I often get asked about VM reliability and how Azure users can design their VM infrastructure to stay online when Microsoft Azure conducts planned maintenance, or if an unplanned event causes downtime.

There are a few things to consider when it comes to VM uptime in Azure:

  • Physical network and power supply
  • Storage
  • Platform maintenance
  • OS maintenance

What if the power cuts out?

Network links and power supplies can sometimes go down. When setting up VM infrastructure, especially if it is intended for production use, you should always make sure that your VMs are in availability sets.

When two or more VMs are in an availability set, Azure will assume that they serve the same purpose and that they are failovers of each other.

The availability set lets you load balance traffic across all VMs within the set. At the same time Azure ensures that the host machines of the virtual machines in the set are connected to different power supplies and network switches to ensure a potential impact is minimised during an outage.

Note that you need at least two virtual machines in an availability set, it is however recomended to use more than two as it enables easier on-demand scaling and further redundancy in case of a power problem or outage.

It is also important to understand that simply placing a machine in a set does not enable the additional redundancy features. A second machine needs to be created, added, and be on at the time of the problem, for the failover to work as described.

You should have one availability set per application tier. (for example: one web tier availability set, one application tier availability set, etc.)

More information on availability sets: https://azure.microsoft.com/en-in/documentation/articles/virtual-machines-windows-manage-availability/

But that means I need to create several machines instead of one? Isn’t this expensive?

Yes and no. You will end up creating more than one machine for  each tier of your application, but because the traffic will be balanced across them, you will be able to reduce the size of each individual VM in most cases.

Availability sets also enable you to flexibly scale out and in – if required – which can actually lead to cost savings in some scenarios.

Where should the virtual machine disks go?

Every VM should have its own storage account. These storage accounts should be hosted in different storage locations (not Azure locations).

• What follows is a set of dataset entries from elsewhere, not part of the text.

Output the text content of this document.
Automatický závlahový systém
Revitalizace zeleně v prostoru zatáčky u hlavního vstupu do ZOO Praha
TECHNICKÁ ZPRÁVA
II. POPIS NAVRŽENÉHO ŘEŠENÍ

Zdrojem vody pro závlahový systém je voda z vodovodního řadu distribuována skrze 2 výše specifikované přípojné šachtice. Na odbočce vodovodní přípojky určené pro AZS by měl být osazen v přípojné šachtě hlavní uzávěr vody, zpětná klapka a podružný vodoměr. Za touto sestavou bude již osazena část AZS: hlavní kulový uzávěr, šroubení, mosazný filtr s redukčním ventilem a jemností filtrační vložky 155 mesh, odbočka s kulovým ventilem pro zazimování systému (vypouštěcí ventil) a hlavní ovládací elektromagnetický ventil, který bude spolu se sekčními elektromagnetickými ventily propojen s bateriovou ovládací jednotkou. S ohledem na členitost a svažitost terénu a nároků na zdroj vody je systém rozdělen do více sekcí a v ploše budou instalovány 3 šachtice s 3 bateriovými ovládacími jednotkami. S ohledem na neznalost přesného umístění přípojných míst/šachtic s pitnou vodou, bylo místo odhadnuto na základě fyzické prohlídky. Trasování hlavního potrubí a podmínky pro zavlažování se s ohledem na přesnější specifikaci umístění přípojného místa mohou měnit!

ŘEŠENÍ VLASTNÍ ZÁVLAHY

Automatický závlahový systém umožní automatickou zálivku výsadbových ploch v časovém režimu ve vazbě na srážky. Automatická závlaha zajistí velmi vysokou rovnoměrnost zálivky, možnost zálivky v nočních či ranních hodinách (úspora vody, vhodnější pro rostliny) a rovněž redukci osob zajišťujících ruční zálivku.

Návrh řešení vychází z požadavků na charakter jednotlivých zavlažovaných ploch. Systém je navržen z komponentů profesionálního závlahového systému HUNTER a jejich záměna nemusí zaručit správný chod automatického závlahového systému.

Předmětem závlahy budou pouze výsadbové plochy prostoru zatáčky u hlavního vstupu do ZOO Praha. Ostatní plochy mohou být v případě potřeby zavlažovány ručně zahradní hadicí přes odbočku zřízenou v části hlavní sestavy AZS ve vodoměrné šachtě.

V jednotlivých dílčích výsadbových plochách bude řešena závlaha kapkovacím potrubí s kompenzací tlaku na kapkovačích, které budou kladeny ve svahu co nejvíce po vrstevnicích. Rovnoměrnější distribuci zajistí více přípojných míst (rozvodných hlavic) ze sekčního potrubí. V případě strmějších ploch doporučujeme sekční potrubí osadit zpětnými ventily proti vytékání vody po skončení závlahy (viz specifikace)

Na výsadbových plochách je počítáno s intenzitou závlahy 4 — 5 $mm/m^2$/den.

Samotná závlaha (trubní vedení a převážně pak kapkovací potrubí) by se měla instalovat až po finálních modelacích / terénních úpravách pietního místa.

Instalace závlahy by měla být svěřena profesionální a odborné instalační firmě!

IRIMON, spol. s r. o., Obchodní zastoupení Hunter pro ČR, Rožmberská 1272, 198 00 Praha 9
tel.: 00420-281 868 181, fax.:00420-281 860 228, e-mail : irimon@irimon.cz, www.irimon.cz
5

If the VMs are then arranged in an availability set, you can then easier compensate for a potential storage problem.

So does putting my machines into availability sets also protect my machines from being down at the same time during Azure updates?

If it is a platform update (Azure updates software on the Hyper-V host or – more generally – on the platform), then yes, the hosts behind machines that are in an availability set will communicate with each other and make sure they do not go down at the same time. Updating them in sequence enables Azure to always have part of the availability set online.

To find out more about this, check out this link: https://azure.microsoft.com/en-us/documentation/articles/virtual-machines-windows-manage-availability/#configure-multiple-virtual-machines-in-an-availability-set-for-redundancy

That being said, if the described update is an activity on the guest (for example: Windows Update requiring a restart), Azure will not be able to protect you against downtime. A restart due to a guest operating system update cycle is classed as a user-initiated restart, something that the availability set is not designed for.

You can however configure your guest operating system to update during a time set by you. Desired state configuration tools can also be used to install updates in an ordered sequence.